It was a make or break weekend in the Premier League for defending champions Instonians and after literally throwing away the chance of victory against Waringstown on Saturday they made up for it on Sunday by beating Muckamore less than 16 hours later.

It meant they finished the weekend just four points off the co-leaders although Lisburn, who they play on Saturday week, and Muckamore both have played a game less. Even with nine matches to play Instonians knew they couldn’t afford to lose three of their first five if they had realistic claims of keeping the league trophy at Shaw’s Bridge.
But, for now, they are still very much in contention and to get within 20 runs of Waringstown’s 288 – with 10 balls unused – showed their champions’ credentials and fighting spirit. Nine dropped catches, of various degrees of difficulty, is of course unacceptable for any leading side and it was to their credit that next day in the 20-over rearrangement at Moylena every catch was held, two each by Ben Rose and George Craigan and an excellent diving effort by Jack Dickson to end the Muckamore innings.

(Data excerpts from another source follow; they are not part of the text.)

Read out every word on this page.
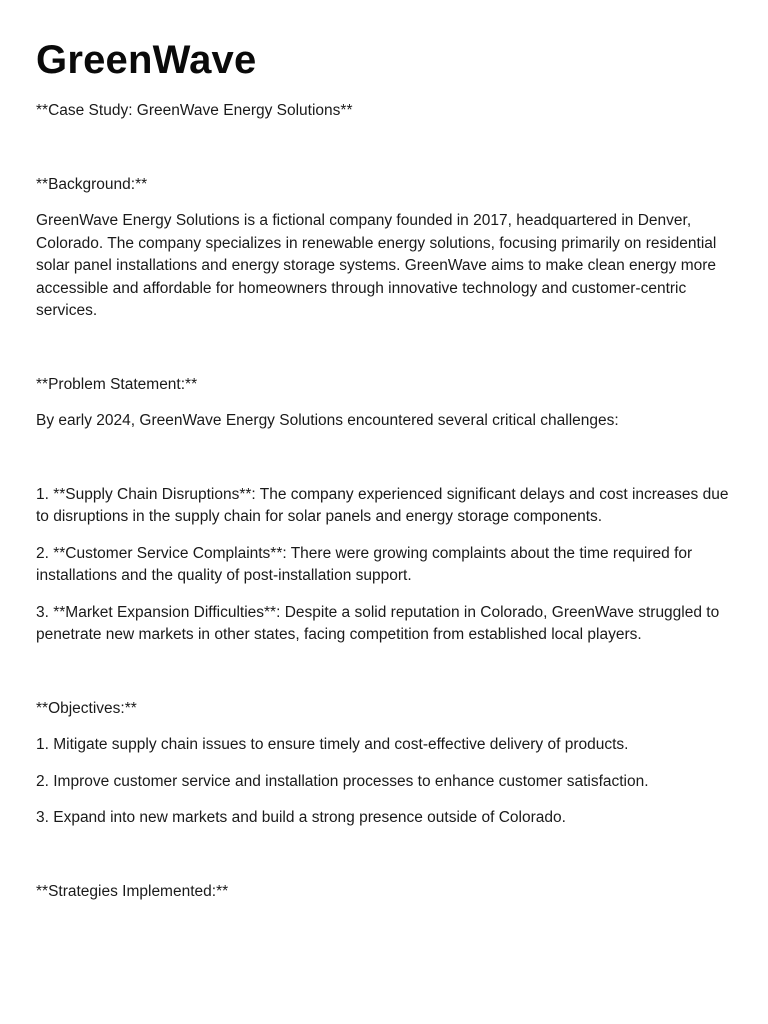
GreenWave

**Case Study: GreenWave Energy Solutions**

**Background:**

GreenWave Energy Solutions is a fictional company founded in 2017, headquartered in Denver, Colorado. The company specializes in renewable energy solutions, focusing primarily on residential solar panel installations and energy storage systems. GreenWave aims to make clean energy more accessible and affordable for homeowners through innovative technology and customer-centric services.

**Problem Statement:**

By early 2024, GreenWave Energy Solutions encountered several critical challenges:

1. **Supply Chain Disruptions**: The company experienced significant delays and cost increases due to disruptions in the supply chain for solar panels and energy storage components.

2. **Customer Service Complaints**: There were growing complaints about the time required for installations and the quality of post-installation support.

3. **Market Expansion Difficulties**: Despite a solid reputation in Colorado, GreenWave struggled to penetrate new markets in other states, facing competition from established local players.

**Objectives:**

1. Mitigate supply chain issues to ensure timely and cost-effective delivery of products.

2. Improve customer service and installation processes to enhance customer satisfaction.

3. Expand into new markets and build a strong presence outside of Colorado.

**Strategies Implemented:**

On Saturday, James McCollum was the main beneficiary of Instonians’ fielding, to make 118, his fourth century for the club. He was finally out in the 47th over, actually caught at mid-on by Matthew Humphreys, one of five held on the day, including a reflex one-handed return catch by Andrew White to dismiss Waringstown skipper Greg Thompson.
It all added up to a tough day for the bowlers, with Humphreys and White the most economical, conceding 51 runs in their 10 overs, although White did pick up three wickets.
Their weakness is undoubtedly their pace bowling resources with Shane Dadswell and Cade Carmichael sharing the new ball – both went at a run a ball – and on a flat pitch they were rarely threatening.
Dadswell was the only pace bowler used on Sunday, although he did take two of the early wickets as Muckamore collapsed to 56 for eight and came back to end Neil Brand’s innings of 43, from 32 balls, to a catch at long-off by Ben Rose.
It was a feeble batting effort by Muckamore, however, needing their last two batters, captain Neil Gill and Luka Bates, to put on 32 for the last wicket – comfortably the highest stand of the innings - to give Instonians a three-figure target.
For three overs, even that looked too many for the champions as the wickets continued to fall, four of them for just nine runs with first ball dismissals for both openers, Sully Gould and Carmichael, and a second ball duck for White. But the rest of the innings belonged to Dadswell. Instonians still needed 99 runs and the South African professional scored all but 14 of them in an unbroken stand with Nikolai Smith, finishing 94 not out, having hit 10 sixes and six fours from just 44 balls.
Muckamore know they rely heavily on Brand’s runs – he scored 43 of the 72 runs added when he was at the wicket – but while Instonians do not depend on Dadswell for a big total – he was run out for five on Saturday – when he does get going he is in a class of his own. Certainly, the Muckamore bowlers had no answer to him as he found the boundary at will. At one stage he hit five sixes in the space of nine balls and finished the match with 6-4-4-6 from the first four balls of the 13th over.
On Saturday, all but Gould and Dadswell, their two leading run-scorers this season, reached double figures with Neil Rock, who went on holiday on Sunday, giving Instonians his usual fast start. It should have been much more, however, and easily could have been much less as more than once he picked the wrong ball to try and crash it to the boundary. He finally picked one too many and skied a return catch to Steve Stolk after scoring 38 (six fours and a six) from 27 balls.
Fellow opener Carmichael was much more responsible and unluckily played on to Stolk but by then he had batted 29 overs and scored 57. Dickson has been given the responsibility of a top four slot and he is proving up to the task; he scored 39 off 68. That allows White and skipper Smith to come in at No 6 and 7, two batters who never gave their wickets away cheaply.
After that, Instonians still have Humphreys and Cian Robertson leaving any batting contribution from Craigan and Rose as bonus runs. With Robertson scoring 32 and Craigan 20, despite the catching – and Waringstown caught the bug as well, putting down six! – this was a game when the result was always in doubt until the last wicket fell. And you can never ask for more than that.